Réinstaller l'écriture.
Pour le sommeil le corps déboussolé a trouvé sa solution : dans l'inconscience de la nuit il s'est réinstallé dans le lit occupé la veille à 1200 kilomètres de celui-ci. Il a remis la fenêtre à sa droite et effacer celle de devant. Pour l'écriture c'est autre chose. Elle flotte insaisissable autour du corps désemparé qui cherche quels gestes livreraient un passage. Les chiens et chats sont plus rapides à réinstaller leur corps dans les postures usuelles et propres à cette maison, ce canapé, cette disposition des meubles.
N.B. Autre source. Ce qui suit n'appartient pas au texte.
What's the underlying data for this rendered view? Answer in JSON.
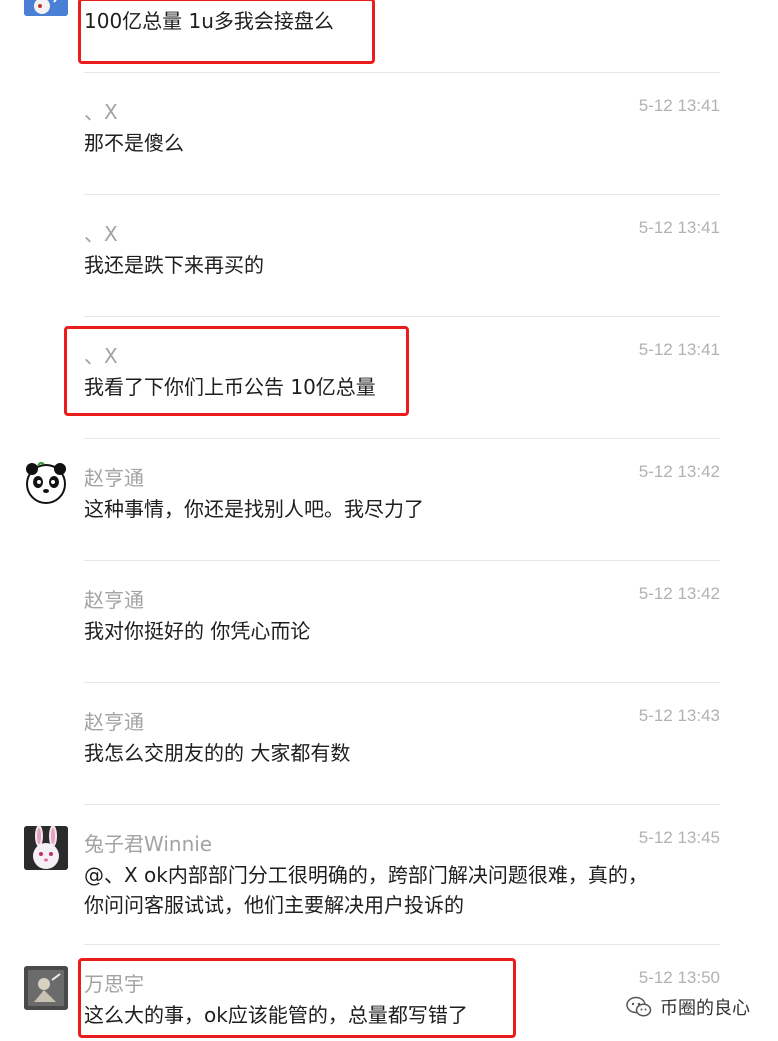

Et la phrase sur le nomadisme m'ouvre l'obligation du carnet, son usage et c'est déjà une bonne chose de faite, le stylo qui court sur la feuille, c'est le premier pas pour réinstaller l'écriture dans le corps déboussolé et qui s'est éveillé à 1200 kilomètres d'ici et qui se retrouvent baigner sur la gauche dans une brume matinale qui ramène le grand Meaulnes et ses incompréhensions adolescentes, quand là-bas le soleil au lever ne floute rien, mais éclate les couleurs dans le salon dans une insolence de précision.
L'automne putride et doré qui avait saisi la ville nous remuait le cœur. C'est que le nomadisme rend sensible aux saisons : on en dépend, on devient la saison même et chaque fois qu'elle tourne, c'est comme s'il fallait s'arracher d'un lieu où l'on a appris à vivre.